Hugh Roberts en déduit que ce mode de fonctionnement du FLN-ALN va déteindre sur la morphologie du pouvoir après l’indépendance. «L’armée est source du pouvoir comme tout le monde le sait. Le pouvoir politique est donc un pouvoir délégué. Les politiques en tant que catégorie de personnels, ça signifie les civils. Ils passent pour des auxiliaires. Ce sont en fait des chargés de mission. Ils sont cantonnés dans des postes plutôt honorifiques. Leur mission est d’apporter la légitimité à un pouvoir qu’ils ne contrôlent pas.

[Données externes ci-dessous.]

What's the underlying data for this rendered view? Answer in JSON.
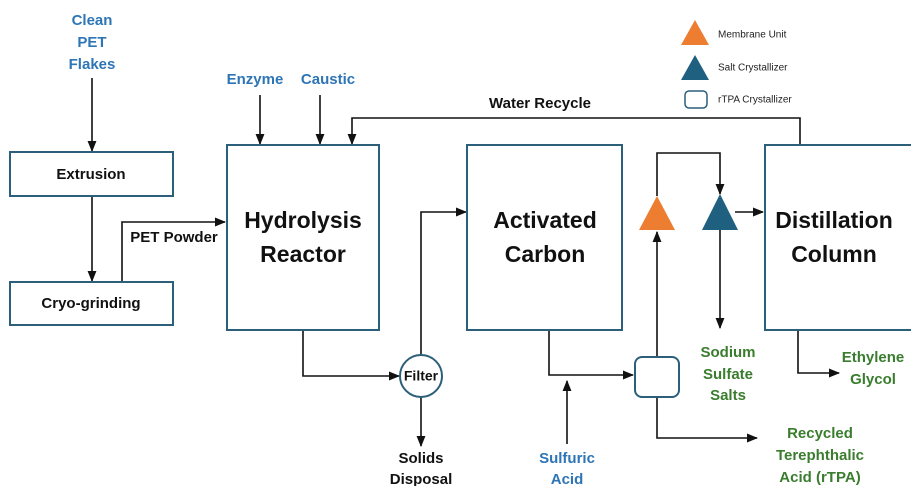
{
  "inputs": {
    "clean_pet_flakes": [
      "Clean",
      "PET",
      "Flakes"
    ],
    "enzyme": "Enzyme",
    "caustic": "Caustic",
    "sulfuric_acid": [
      "Sulfuric",
      "Acid"
    ]
  },
  "units": {
    "extrusion": "Extrusion",
    "cryo_grinding": "Cryo-grinding",
    "hydrolysis_reactor": [
      "Hydrolysis",
      "Reactor"
    ],
    "filter": "Filter",
    "activated_carbon": [
      "Activated",
      "Carbon"
    ],
    "distillation_column": [
      "Distillation",
      "Column"
    ]
  },
  "streams": {
    "pet_powder": "PET Powder",
    "water_recycle": "Water Recycle"
  },
  "outputs": {
    "solids_disposal": [
      "Solids",
      "Disposal"
    ],
    "sodium_sulfate_salts": [
      "Sodium",
      "Sulfate",
      "Salts"
    ],
    "rtpa": [
      "Recycled",
      "Terephthalic",
      "Acid (rTPA)"
    ],
    "ethylene_glycol": [
      "Ethylene",
      "Glycol"
    ]
  },
  "legend": [
    "Membrane Unit",
    "Salt Crystallizer",
    "rTPA Crystallizer"
  ]
}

Ils ne font que de la figuration.»
Examinant la séquence du parti unique, il atteste que le FLN n’a jamais exercé le pouvoir. «Sous Boumediène, le FLN n’a pas de bureau politique, il n’a pas de comité central, il n’a pas tenu de congrès, il avait juste un appareil central avec quatre départements dont un département orientation et information sans que l’on sache qui orienter ou informer.» Enfonçant le clou, il renchérit : «Boumediène avait raison de le comparer à une coquille vide. Ces derniers temps, il se passe des choses au sein de ce parti mais c’est surtout des bagarres entre des cliques et des coteries, et il n’est pas du tout évident qu’il y ait des programmes politiques en jeu.»
Après 1989, Hugh Roberts diagnostique une «façade monolithique remplacée par une façade pluraliste». «Le parti FLN a créé un concurrent né avec des moustaches, le RND. On a orchestré un champ politique à partir de partis autorisés par le pouvoir.» Aucun parti d’opposition ne trouve grâce à ses yeux : «Il n’existe pas d’opposition en Algérie, sauf là où s’opposent des clans du pouvoir. (…) Le pouvoir exécutif est le véritable lieu de représentation politique par des réseaux occultes étant donné que le Parlement n’a pas de pouvoir et la société n’est pas représentée. La société se représente par l’action directe, par les émeutes», conclut-il.